Our SPRINT recommendations should seek to accelerate drug discovery,  First, we must reduce the time and cost of moving potential Alzheimer’s ‘targets’ discovered in basic research to therapies widely accessible to patients in the market. This means not just a greater investment in basic research to generate more ‘targets,’ a critical priority; but it also means new translational science and practices to de-risk potential molecular ‘shots on goal.’ It means targeted public investments in the ‘valley of death’ through proven solution-oriented investment vehicles such as DARPA and In-Q-Tel in order to attract many times the levels of private venture investment in Phase 1 and 2 trials. It means mitigating the cost and time of Phase 3 clinical trials through large-scale patient registries, biomarker research, standardization and qualification, and adaptive trial designs; and it means a continuing public-private-philanthropic outcome-oriented dialogue on other pipeline reforms. In sum, we must improve the performance of each stage of the therapeutic pipeline. If retail customers can expect the Wal-Mart supply chain to respond quickly to their product and price preferences, should Alzheimer’s patients expect any less?

In addition to improving each stage of the therapeutic pipeline, we must, in my opinion, employ new technology and communication tools and protocols in new ‘open innovation systems’ and ‘learning networks’ that empower not the center but the ‘edge of the network’ so that all of ‘us’ are enlisted in the challenge of Alzheimer’s: Researchers talking to researchers to crowd source solutions to challenging problems using open data standards and rapid data transfer; clinicians talking to clinicians to share insights regarding earlier detection of Alzheimer’s symptoms and more effective family care planning so as to shift the locus of care from institution to home; and victims and caregivers sharing their experiences in order to reduce social isolation, improve coping strategies, and fighting against the stigma of this disease. And we must find new and sustainable ways of working together across boundaries through public-private-philanthropic partnerships and collaborative problem-solving.

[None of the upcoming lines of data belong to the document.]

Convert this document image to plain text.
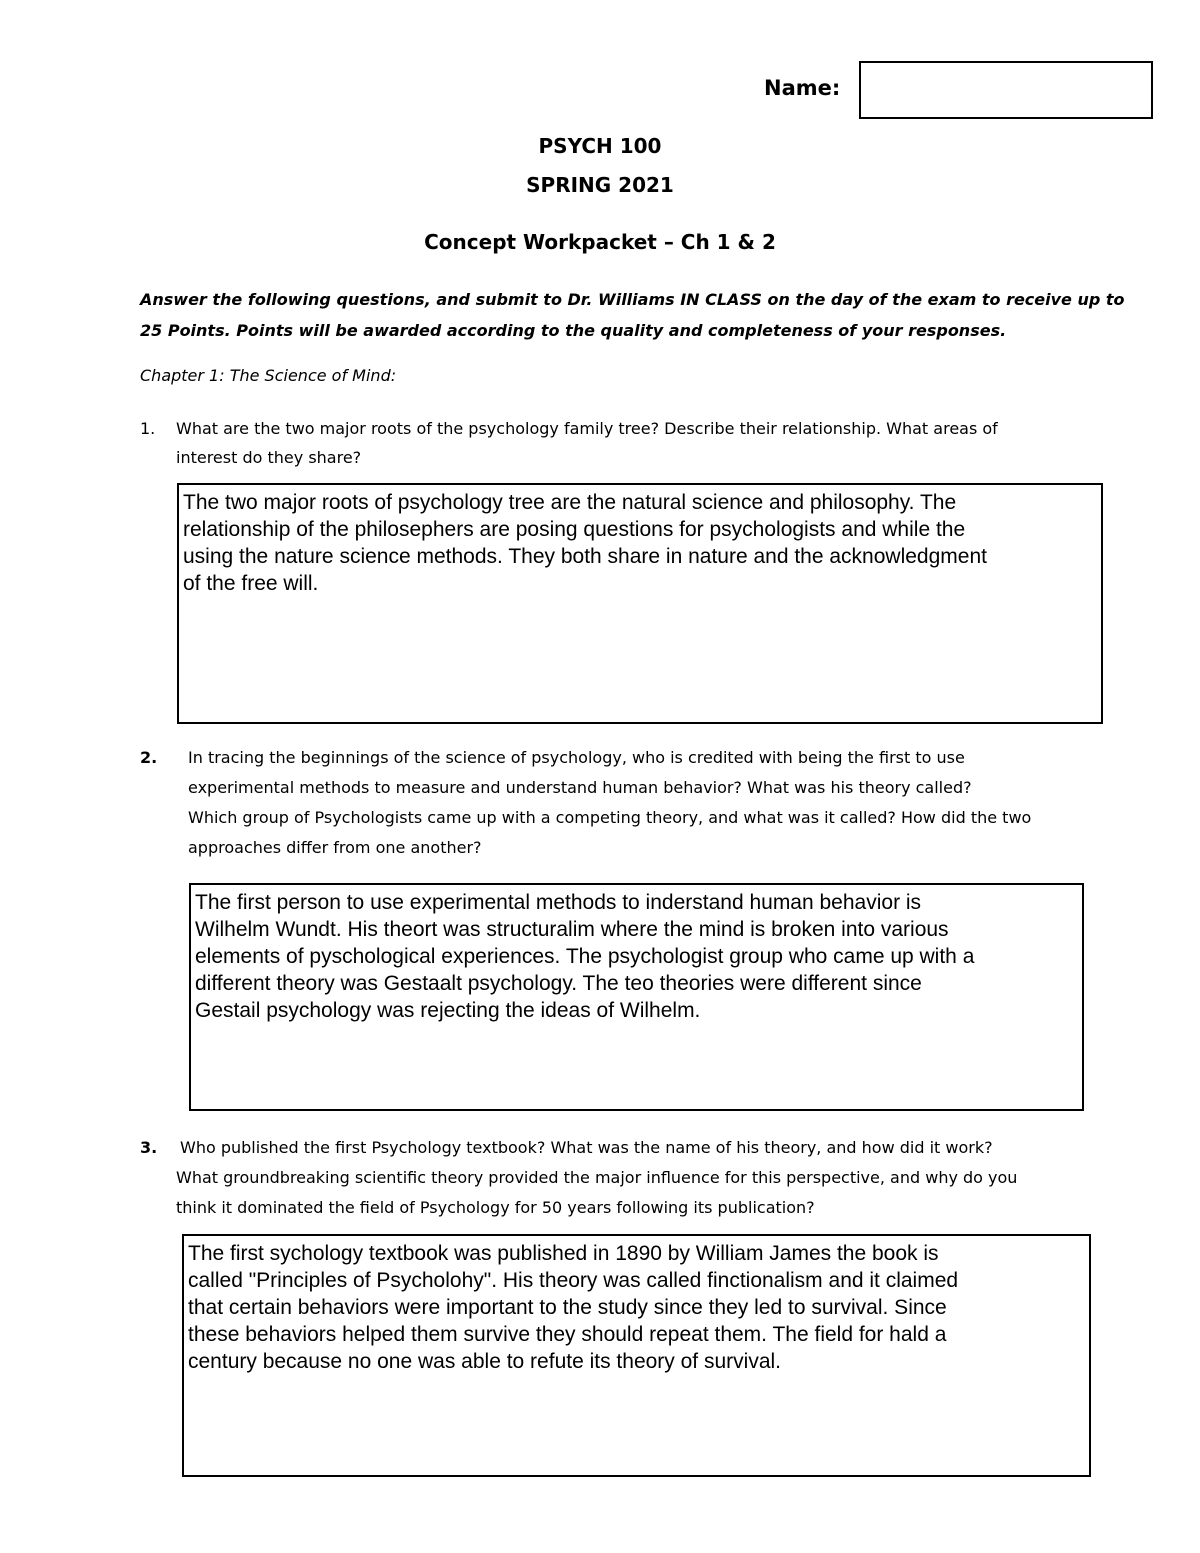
Name:
PSYCH 100
SPRING 2021
Concept Workpacket – Ch 1 & 2
Answer the following questions, and submit to Dr. Williams IN CLASS on the day of the exam to receive up to
25 Points. Points will be awarded according to the quality and completeness of your responses.
Chapter 1: The Science of Mind:
1. What are the two major roots of the psychology family tree? Describe their relationship. What areas of
interest do they share?
The two major roots of psychology tree are the natural science and philosophy. The
relationship of the philosephers are posing questions for psychologists and while the
using the nature science methods. They both share in nature and the acknowledgment
of the free will.
2. In tracing the beginnings of the science of psychology, who is credited with being the first to use
experimental methods to measure and understand human behavior? What was his theory called?
Which group of Psychologists came up with a competing theory, and what was it called? How did the two
approaches differ from one another?
The first person to use experimental methods to inderstand human behavior is
Wilhelm Wundt. His theort was structuralim where the mind is broken into various
elements of pyschological experiences. The psychologist group who came up with a
different theory was Gestaalt psychology. The teo theories were different since
Gestail psychology was rejecting the ideas of Wilhelm.
3. Who published the first Psychology textbook? What was the name of his theory, and how did it work?
What groundbreaking scientific theory provided the major influence for this perspective, and why do you
think it dominated the field of Psychology for 50 years following its publication?
The first sychology textbook was published in 1890 by William James the book is
called "Principles of Psycholohy". His theory was called finctionalism and it claimed
that certain behaviors were important to the study since they led to survival. Since
these behaviors helped them survive they should repeat them. The field for hald a
century because no one was able to refute its theory of survival.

Beyond this acceleration of the science of discovery and drug development, we must also reform our drug review and approval process so all novel therapies for Alzheimer's receive the full benefit of accelerated review, so all trial sponsors have the clear and complete guidance they need as early in the review process as possible, so FDA review itself is timely, predictable, and consistent. Through additional FDA authorities and otherwise, we must provide enhanced incentives to private venture firms and public companies to invest in drug discovery through extended market exclusivity for Alzheimer’s-indication drug candidates where patent life is short or non-existent and through adequate reimbursement practices.

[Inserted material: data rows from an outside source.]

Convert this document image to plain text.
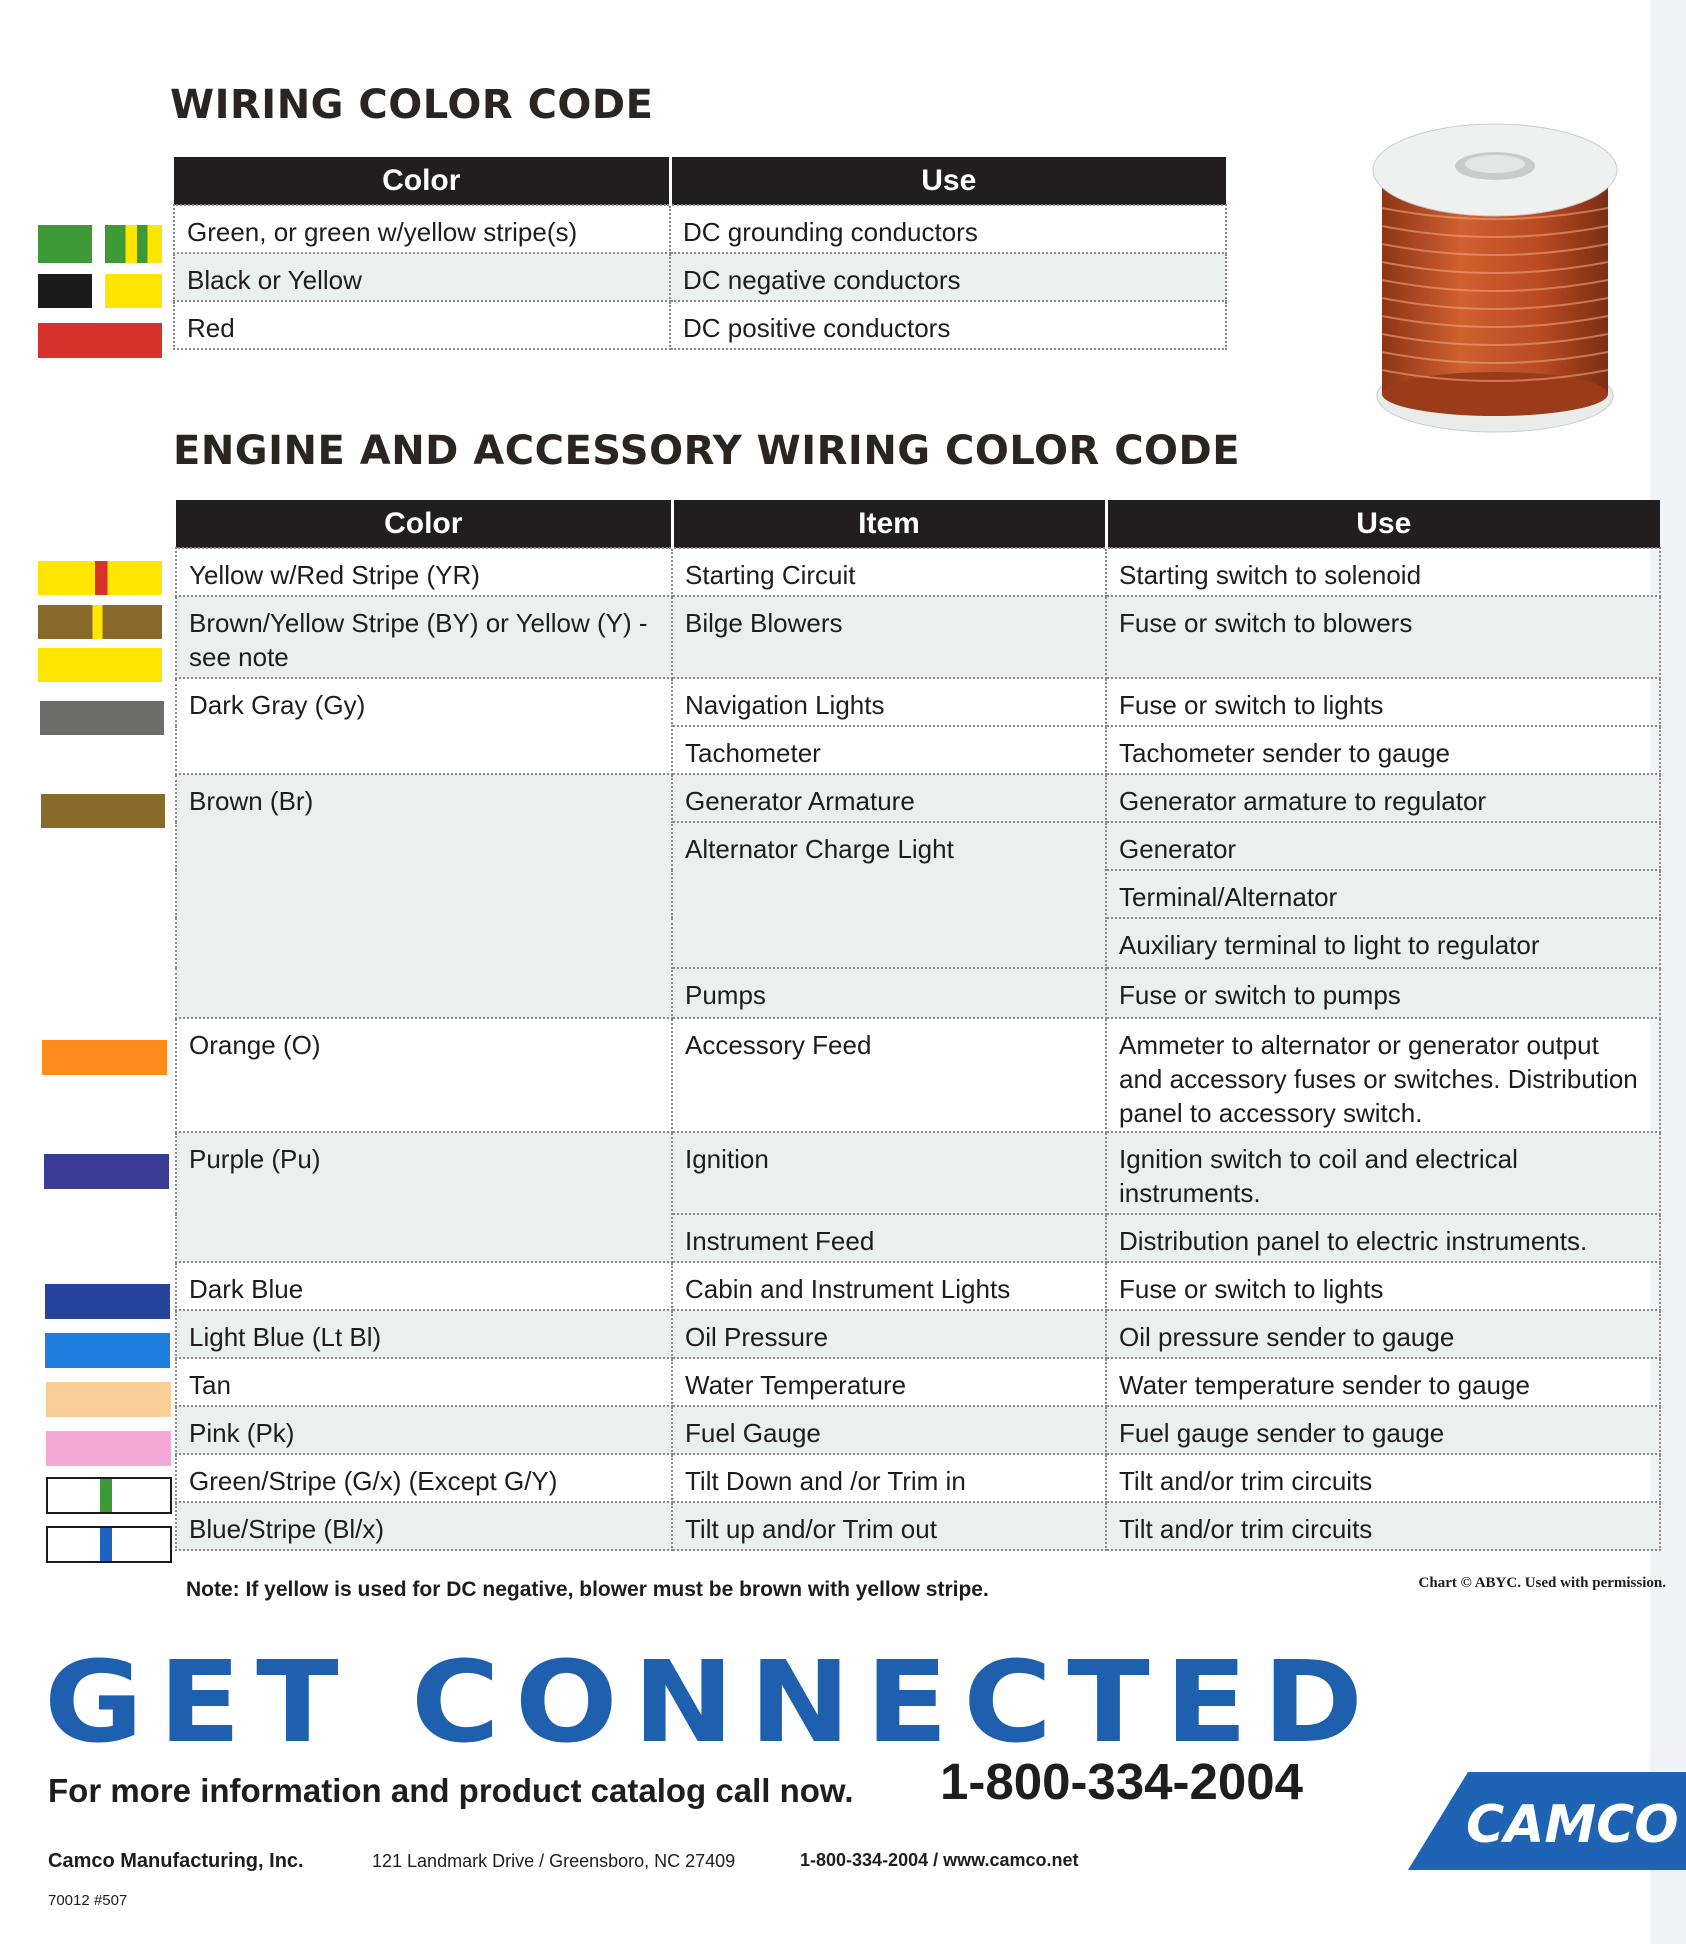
WIRING COLOR CODE
Color	Use
Green, or green w/yellow stripe(s)	DC grounding conductors
Black or Yellow	DC negative conductors
Red	DC positive conductors
ENGINE AND ACCESSORY WIRING COLOR CODE
Color	Item	Use
Yellow w/Red Stripe (YR)	Starting Circuit	Starting switch to solenoid
Brown/Yellow Stripe (BY) or Yellow (Y) - see note	Bilge Blowers	Fuse or switch to blowers
Dark Gray (Gy)	Navigation Lights	Fuse or switch to lights
	Tachometer	Tachometer sender to gauge
Brown (Br)	Generator Armature	Generator armature to regulator
	Alternator Charge Light	Generator
		Terminal/Alternator
		Auxiliary terminal to light to regulator
	Pumps	Fuse or switch to pumps
Orange (O)	Accessory Feed	Ammeter to alternator or generator output and accessory fuses or switches. Distribution panel to accessory switch.
Purple (Pu)	Ignition	Ignition switch to coil and electrical instruments.
	Instrument Feed	Distribution panel to electric instruments.
Dark Blue	Cabin and Instrument Lights	Fuse or switch to lights
Light Blue (Lt Bl)	Oil Pressure	Oil pressure sender to gauge
Tan	Water Temperature	Water temperature sender to gauge
Pink (Pk)	Fuel Gauge	Fuel gauge sender to gauge
Green/Stripe (G/x) (Except G/Y)	Tilt Down and /or Trim in	Tilt and/or trim circuits
Blue/Stripe (Bl/x)	Tilt up and/or Trim out	Tilt and/or trim circuits
Note: If yellow is used for DC negative, blower must be brown with yellow stripe.	Chart © ABYC. Used with permission.
GET CONNECTED
For more information and product catalog call now. 1-800-334-2004
CAMCO
Camco Manufacturing, Inc.	121 Landmark Drive / Greensboro, NC 27409	1-800-334-2004 / www.camco.net
70012 #507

Setting a faster pace from basic research to therapies for patients using new tools and problem-solving processes is the SPRINT Difference. We should be SPRINTing, not slow-walking, to stop Alzheimer’s by 2020.

Stopping Alzheimer’s by 2020 is a big goal, but I submit that it is the right goal to force the development of a transformative national Alzheimer’s plan. And with the right plan and the innovative application of ‘the best of our energies and skills’, we can transform the trajectory of Alzheimer’s.